World+Dog hails 50th birthday of the LED
But this now commonplace technology is much, much older
The Light Emitting Diode (LED) is 50 years old. Well, kind of...
It’s certainly 50 years since Nick Holonyak, working at GEC’s Syracuse, New York facility, developed what is considered the first LED capable of generating visible light. Holonyak’s LED was also the first to be in form ready for commercial usage. He wrote up his work and sent it off to Applied Physics Letters on 17 October 1962. The journal published the work in December 1962 under the headline ‘Coherent (visible) Light Emission from GaAs xPx Junctions’.
However, Holonyak’s work followed that of Gary Pittman and Robert Baird who, in 1961, observed the emission of infrared light by Gallium Arsenide - the GaAs in Holonyak’s headline - and, on the back of it, applied for and gained a patent - US number 3,025,589 - for the infrared LED.
Indeed, while Holonyak was working on his visible LED, so too were Robert Hall, also of GEC but employed at a different location; IBM’s Marshall Nathan; and MIT’s Robert Rediker. All four sent papers to journals; Holonyak was judged by his peers to have produced his LED first.
LED bellies: (L-R) Nick Holonyak, Henry J Round, Oleg Vladimirovich Losev
The substance’s ability to emit infrared had been previously observed by Rubin Braunstein six years earlier, in 1955. Braunstein, who was working for RCA at the time, published his findings, ‘Radiative Transitions in Semiconductors’, in Physical Review.
Follow the literature back and you end up in Britain in February 1907, with the work of Marconi assistant Henry Round, who first observed the emission of light from a crystal of silicon carbide when a current was applied to it, a phenomenon called electroluminescence. In that sense, the LED is more than 100 years old. Round, however, never wrote a report on his findings.

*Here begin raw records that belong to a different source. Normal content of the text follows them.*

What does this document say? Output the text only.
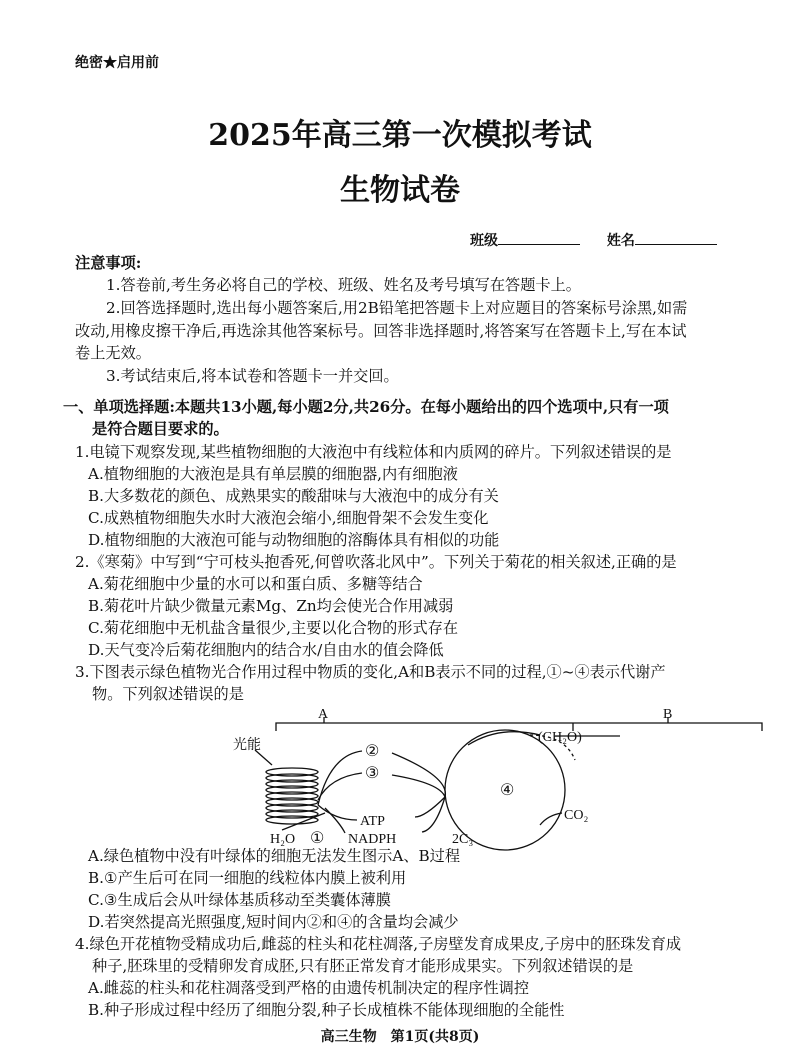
绝密★启用前
2025年高三第一次模拟考试
生物试卷
班级	姓名
注意事项:
1.答卷前,考生务必将自己的学校、班级、姓名及考号填写在答题卡上。
2.回答选择题时,选出每小题答案后,用2B铅笔把答题卡上对应题目的答案标号涂黑,如需
改动,用橡皮擦干净后,再选涂其他答案标号。回答非选择题时,将答案写在答题卡上,写在本试
卷上无效。
3.考试结束后,将本试卷和答题卡一并交回。
一、单项选择题:本题共13小题,每小题2分,共26分。在每小题给出的四个选项中,只有一项
是符合题目要求的。
1.电镜下观察发现,某些植物细胞的大液泡中有线粒体和内质网的碎片。下列叙述错误的是
A.植物细胞的大液泡是具有单层膜的细胞器,内有细胞液
B.大多数花的颜色、成熟果实的酸甜味与大液泡中的成分有关
C.成熟植物细胞失水时大液泡会缩小,细胞骨架不会发生变化
D.植物细胞的大液泡可能与动物细胞的溶酶体具有相似的功能
2.《寒菊》中写到“宁可枝头抱香死,何曾吹落北风中”。下列关于菊花的相关叙述,正确的是
A.菊花细胞中少量的水可以和蛋白质、多糖等结合
B.菊花叶片缺少微量元素Mg、Zn均会使光合作用减弱
C.菊花细胞中无机盐含量很少,主要以化合物的形式存在
D.天气变冷后菊花细胞内的结合水/自由水的值会降低
3.下图表示绿色植物光合作用过程中物质的变化,A和B表示不同的过程,①~④表示代谢产
物。下列叙述错误的是
A	B
光能	②
③
④
①
H₂O
ATP
NADPH
(CH₂O)
CO₂
2C₃
A.绿色植物中没有叶绿体的细胞无法发生图示A、B过程
B.①产生后可在同一细胞的线粒体内膜上被利用
C.③生成后会从叶绿体基质移动至类囊体薄膜
D.若突然提高光照强度,短时间内②和④的含量均会减少
4.绿色开花植物受精成功后,雌蕊的柱头和花柱凋落,子房壁发育成果皮,子房中的胚珠发育成
种子,胚珠里的受精卵发育成胚,只有胚正常发育才能形成果实。下列叙述错误的是
A.雌蕊的柱头和花柱凋落受到严格的由遗传机制决定的程序性调控
B.种子形成过程中经历了细胞分裂,种子长成植株不能体现细胞的全能性
高三生物　第1页(共8页)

Twenty years later, Russian Oleg Vladimirovich Losev became the first scientist to create a semiconductor diode capable of emitting light - the first LED. Losev’s write-up was published at home, and in Britain and Germany, under the title ‘Luminous Carborundum Detector and Detection Effect and Oscillations with Crystals’. Given the terse notification of Round’s discovery 20 years previously in the English-language Electrical World, it’s highly unlikely Losev was aware of the Briton’s discovery. He was three years old when Round first observed electroluminescence.
In 1927 Losev applied for a patent to protect his finding, and the IP was granted in December 1929. However, his work was held to be of little practical value in the pre-war, pre-electronics era. He would eventually have 43 scientific papers and 16 patents under his belt, but he died in 1942, a victim of the German siege of Leningrad. He was 39 years old.
You can read more about Losev's story in Nikolay Zheludev's article in Nature Photonics April 2007 issue. ®
Thanks to Reg reader Darryl for the tip
The BBC has a lovely audio-cum-slideshow of the LED at 50, featuring an interview with Prof Nick Holonyak.
Having as a kid inadvertently connected a BY100 silicon rectifier directly across the live- and neutral-pins of a 15 amp 240V socket, I really think I should try to establish rights to having invented that little-known but fundamentally-important semiconductor device, the Noise Emitting Diode.
By standing on the shoulders of giants
some could see further.
Now we use patents to bring them to their knees and can see from about the giants navel level - into a thicket of legislation.
Shine a little light in my life...
I was wondering when ElReg would pick up on this... as the BBC has an excellent slideshow with narration on the development and evolution of LEDs by Nick Holonyak himself, on the BBC News Tech page
I recall forking out my hard earned pocket money on red, green and yellow LEDs in the late 1970's and early 80's. To the electronic hobbyist, an illuminated LED meant it was ON! However it didn't guarantee the Everyday Electronics project I painstakingly etched and soldered together worked though!
My most valued project was an LED based VU meter and the LEDs would light up to the music levels, oh such joy for a nerdy schoolboy in 1980!
Today we take the little light emitting diode for granted, it's commonplace and cheap, but it tells us things are recording, or are powered on, on-line, the channel number or sometimes if something is actually faulty. 7 segment LEDs also tell us the time and how much things cost when we shop..
My son recently bought two LED torches, these things make a thousand plus Lumens and use Cree LED technology, how things have changed over the years. These torches have an adjustable focus point and you can actually see the square shape of the LED when the adjustable lens on the torch is zoomed out.. all this from an LED? Afuckingmazing..
Yes, the LED deserves all the credit it gets for it's 50th birthday..
Wrong one. The General Electric Company or GEC was a major British-based industrial conglomerate, involved in consumer and defence electronics, communications and engineering. It became Marconi.plc, and was then sold off piecemeal.
So who is going to blow out the LEDs on the birthday cake?